About this Research Topic
In cardiovascular medicine, generative AI models such as Generative Adversarial Nets, Stable Diffusion, and Transformers, have great potential to transform a wide range of research utilizing cardiovascular imaging and non-image information. This topic focuses on novel generative AI approaches and applications to various cardiovascular research, including but not limited to:
• image contrast enhancement and contrast dose reduction;
• data synthesis, augmentation, and domain transfer;
• fast image reconstruction, super-resolution, and noise reduction;
• segmentation and tracking of anatomical features;
• Classification.
It also aims to address the technical challenges of generative AI in model training, validation, transparency, and robustness.

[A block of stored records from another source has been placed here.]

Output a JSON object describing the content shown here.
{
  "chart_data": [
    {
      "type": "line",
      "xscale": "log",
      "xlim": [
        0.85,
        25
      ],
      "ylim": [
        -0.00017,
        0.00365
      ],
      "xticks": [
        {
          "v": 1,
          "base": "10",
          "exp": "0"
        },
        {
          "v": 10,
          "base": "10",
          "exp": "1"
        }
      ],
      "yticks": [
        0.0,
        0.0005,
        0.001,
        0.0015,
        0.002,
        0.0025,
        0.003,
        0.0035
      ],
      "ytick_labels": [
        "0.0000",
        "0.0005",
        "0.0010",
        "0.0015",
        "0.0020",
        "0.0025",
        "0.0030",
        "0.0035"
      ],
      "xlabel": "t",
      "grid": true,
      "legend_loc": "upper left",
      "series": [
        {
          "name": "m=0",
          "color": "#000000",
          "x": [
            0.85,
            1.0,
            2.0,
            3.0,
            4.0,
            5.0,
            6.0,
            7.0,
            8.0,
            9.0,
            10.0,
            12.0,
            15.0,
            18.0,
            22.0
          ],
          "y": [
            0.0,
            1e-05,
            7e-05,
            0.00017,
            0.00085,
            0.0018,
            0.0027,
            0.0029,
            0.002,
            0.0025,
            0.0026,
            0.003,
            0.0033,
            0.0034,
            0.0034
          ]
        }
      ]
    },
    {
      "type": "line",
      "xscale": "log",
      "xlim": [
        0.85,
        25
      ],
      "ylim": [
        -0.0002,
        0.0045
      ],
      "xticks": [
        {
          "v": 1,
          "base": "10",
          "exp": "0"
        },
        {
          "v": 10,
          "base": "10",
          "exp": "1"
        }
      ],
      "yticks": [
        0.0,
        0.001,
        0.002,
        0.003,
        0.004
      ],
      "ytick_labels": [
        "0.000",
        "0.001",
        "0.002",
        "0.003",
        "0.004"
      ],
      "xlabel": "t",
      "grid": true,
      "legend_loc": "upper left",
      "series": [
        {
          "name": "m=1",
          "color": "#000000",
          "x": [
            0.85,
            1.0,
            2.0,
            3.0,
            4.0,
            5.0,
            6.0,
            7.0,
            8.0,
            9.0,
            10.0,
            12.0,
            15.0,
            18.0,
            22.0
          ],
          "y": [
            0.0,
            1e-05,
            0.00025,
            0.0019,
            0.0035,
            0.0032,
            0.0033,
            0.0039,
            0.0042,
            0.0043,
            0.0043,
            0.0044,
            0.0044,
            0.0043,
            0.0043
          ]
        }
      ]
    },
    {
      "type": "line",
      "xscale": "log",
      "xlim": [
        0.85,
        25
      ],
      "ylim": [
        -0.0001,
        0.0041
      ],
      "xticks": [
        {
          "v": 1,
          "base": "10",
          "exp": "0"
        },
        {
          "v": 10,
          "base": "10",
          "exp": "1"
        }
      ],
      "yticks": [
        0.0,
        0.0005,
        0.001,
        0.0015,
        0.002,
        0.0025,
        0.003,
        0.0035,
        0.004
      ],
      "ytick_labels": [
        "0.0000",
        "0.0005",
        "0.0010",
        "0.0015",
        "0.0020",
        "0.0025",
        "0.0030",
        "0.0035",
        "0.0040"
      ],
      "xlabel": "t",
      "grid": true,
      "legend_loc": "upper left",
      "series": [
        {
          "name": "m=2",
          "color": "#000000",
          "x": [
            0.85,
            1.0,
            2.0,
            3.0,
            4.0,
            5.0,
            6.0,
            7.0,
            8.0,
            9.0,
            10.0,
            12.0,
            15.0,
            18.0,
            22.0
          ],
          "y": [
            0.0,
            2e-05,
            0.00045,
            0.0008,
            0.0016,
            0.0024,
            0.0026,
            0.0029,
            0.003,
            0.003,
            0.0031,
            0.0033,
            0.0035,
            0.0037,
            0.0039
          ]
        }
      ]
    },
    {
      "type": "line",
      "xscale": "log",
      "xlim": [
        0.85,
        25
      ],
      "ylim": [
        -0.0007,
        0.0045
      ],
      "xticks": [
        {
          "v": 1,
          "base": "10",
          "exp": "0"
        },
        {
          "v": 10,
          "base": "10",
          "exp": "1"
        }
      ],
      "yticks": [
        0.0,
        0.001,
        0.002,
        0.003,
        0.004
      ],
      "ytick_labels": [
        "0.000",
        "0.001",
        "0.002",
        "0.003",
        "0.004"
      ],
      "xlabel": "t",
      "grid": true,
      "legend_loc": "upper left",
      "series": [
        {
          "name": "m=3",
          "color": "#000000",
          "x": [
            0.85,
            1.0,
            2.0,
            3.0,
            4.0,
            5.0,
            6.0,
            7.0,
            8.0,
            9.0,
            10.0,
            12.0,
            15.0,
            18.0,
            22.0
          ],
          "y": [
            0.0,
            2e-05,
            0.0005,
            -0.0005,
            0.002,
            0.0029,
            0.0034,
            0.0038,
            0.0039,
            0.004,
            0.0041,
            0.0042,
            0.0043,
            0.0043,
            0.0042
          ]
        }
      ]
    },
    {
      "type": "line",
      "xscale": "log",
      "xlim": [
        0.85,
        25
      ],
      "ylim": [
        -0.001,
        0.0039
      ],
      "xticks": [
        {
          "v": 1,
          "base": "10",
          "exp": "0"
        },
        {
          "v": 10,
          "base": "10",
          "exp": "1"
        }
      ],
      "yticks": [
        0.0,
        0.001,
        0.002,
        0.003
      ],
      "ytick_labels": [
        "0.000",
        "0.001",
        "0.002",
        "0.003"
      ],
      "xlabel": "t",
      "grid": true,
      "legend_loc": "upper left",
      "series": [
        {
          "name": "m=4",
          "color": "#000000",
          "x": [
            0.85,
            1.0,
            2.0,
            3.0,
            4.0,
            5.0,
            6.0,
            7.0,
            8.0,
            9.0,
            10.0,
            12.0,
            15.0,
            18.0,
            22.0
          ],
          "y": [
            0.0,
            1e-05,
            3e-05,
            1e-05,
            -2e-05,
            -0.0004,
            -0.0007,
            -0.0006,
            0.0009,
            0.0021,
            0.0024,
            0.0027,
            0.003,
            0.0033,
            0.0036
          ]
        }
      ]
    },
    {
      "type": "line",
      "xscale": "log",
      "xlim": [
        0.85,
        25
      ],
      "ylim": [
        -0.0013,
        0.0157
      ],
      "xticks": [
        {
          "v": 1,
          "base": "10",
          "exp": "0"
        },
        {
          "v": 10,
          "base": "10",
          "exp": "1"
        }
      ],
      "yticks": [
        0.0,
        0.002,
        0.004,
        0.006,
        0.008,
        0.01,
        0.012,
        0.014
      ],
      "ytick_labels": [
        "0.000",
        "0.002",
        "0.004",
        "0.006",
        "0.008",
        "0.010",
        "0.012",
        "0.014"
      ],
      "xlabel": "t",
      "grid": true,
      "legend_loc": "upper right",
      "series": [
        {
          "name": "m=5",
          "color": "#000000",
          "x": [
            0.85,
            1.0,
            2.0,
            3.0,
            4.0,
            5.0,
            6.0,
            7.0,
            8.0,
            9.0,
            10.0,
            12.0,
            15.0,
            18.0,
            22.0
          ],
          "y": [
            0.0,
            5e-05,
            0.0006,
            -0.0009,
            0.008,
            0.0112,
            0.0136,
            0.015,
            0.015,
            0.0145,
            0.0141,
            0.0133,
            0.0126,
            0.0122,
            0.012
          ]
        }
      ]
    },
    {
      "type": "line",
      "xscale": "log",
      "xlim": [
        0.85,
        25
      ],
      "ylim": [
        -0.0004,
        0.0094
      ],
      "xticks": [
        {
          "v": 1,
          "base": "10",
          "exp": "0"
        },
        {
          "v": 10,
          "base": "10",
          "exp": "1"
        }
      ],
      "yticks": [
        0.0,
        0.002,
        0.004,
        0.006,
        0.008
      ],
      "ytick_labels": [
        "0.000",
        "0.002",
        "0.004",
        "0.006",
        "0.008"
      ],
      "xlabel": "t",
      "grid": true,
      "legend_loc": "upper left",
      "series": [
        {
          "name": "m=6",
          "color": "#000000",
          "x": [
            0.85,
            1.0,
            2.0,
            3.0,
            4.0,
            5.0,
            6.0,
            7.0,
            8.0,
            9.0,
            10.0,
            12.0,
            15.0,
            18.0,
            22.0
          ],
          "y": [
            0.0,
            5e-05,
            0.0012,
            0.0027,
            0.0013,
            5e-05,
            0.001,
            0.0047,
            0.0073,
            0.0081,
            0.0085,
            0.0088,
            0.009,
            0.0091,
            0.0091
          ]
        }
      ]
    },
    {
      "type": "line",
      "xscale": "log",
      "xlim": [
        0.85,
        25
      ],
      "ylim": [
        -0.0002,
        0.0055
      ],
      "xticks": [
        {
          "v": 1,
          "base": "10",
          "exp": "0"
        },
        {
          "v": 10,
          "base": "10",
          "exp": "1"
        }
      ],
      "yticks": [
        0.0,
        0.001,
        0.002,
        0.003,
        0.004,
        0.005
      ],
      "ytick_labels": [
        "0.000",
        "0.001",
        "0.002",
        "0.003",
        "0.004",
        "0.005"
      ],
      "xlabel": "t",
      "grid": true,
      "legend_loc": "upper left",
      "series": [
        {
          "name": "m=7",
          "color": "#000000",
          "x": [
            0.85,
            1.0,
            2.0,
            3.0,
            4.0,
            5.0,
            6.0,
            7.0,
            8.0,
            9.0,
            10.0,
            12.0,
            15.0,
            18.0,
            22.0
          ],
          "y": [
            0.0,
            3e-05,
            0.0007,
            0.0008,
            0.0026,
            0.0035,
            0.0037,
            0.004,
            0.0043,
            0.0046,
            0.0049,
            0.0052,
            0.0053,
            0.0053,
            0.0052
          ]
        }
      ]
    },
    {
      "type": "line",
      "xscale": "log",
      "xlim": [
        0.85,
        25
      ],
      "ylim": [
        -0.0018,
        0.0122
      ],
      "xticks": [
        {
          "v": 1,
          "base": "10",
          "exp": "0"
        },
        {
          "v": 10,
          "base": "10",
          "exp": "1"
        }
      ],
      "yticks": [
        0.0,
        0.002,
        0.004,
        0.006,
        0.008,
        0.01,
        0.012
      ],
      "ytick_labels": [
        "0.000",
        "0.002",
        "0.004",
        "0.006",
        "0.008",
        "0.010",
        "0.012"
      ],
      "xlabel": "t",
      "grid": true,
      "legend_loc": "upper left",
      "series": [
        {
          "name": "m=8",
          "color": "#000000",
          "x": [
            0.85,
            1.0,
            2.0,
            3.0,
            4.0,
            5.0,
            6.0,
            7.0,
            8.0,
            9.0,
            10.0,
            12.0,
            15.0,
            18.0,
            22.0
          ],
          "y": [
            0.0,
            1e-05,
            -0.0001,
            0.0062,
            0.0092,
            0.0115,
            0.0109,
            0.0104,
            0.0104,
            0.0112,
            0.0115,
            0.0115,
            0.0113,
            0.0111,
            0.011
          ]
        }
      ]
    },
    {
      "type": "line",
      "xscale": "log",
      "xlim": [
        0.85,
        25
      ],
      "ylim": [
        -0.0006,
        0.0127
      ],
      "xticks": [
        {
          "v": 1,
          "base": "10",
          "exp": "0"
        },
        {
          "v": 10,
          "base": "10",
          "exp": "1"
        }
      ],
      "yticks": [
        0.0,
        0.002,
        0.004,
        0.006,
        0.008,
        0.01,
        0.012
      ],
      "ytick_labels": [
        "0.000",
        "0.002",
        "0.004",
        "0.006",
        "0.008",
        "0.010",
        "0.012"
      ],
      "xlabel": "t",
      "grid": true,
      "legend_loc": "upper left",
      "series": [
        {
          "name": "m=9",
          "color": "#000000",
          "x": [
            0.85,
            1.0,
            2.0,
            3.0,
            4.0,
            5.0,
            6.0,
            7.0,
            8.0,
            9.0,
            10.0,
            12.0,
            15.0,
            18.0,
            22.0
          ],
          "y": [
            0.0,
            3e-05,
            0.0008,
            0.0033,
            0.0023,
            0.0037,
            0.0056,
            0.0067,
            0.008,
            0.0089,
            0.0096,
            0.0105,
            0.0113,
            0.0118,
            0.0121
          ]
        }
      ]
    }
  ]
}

This is an expanded collection following the previous research topic Generative Adversarial Networks in Cardiovascular Research . We welcome researchers with a background in machine learning, basic science, clinical cardiology, or cross-disciplinary fields to contribute high-quality papers in methodology, clinical applications, and reviews.
Keywords: Generative AI, contrast enhancement, data synthesis, image reconstruction, segmentation
Important Note: All contributions to this Research Topic must be within the scope of the section and journal to which they are submitted, as defined in their mission statements. Frontiers reserves the right to guide an out-of-scope manuscript to a more suitable section or journal at any stage of peer review.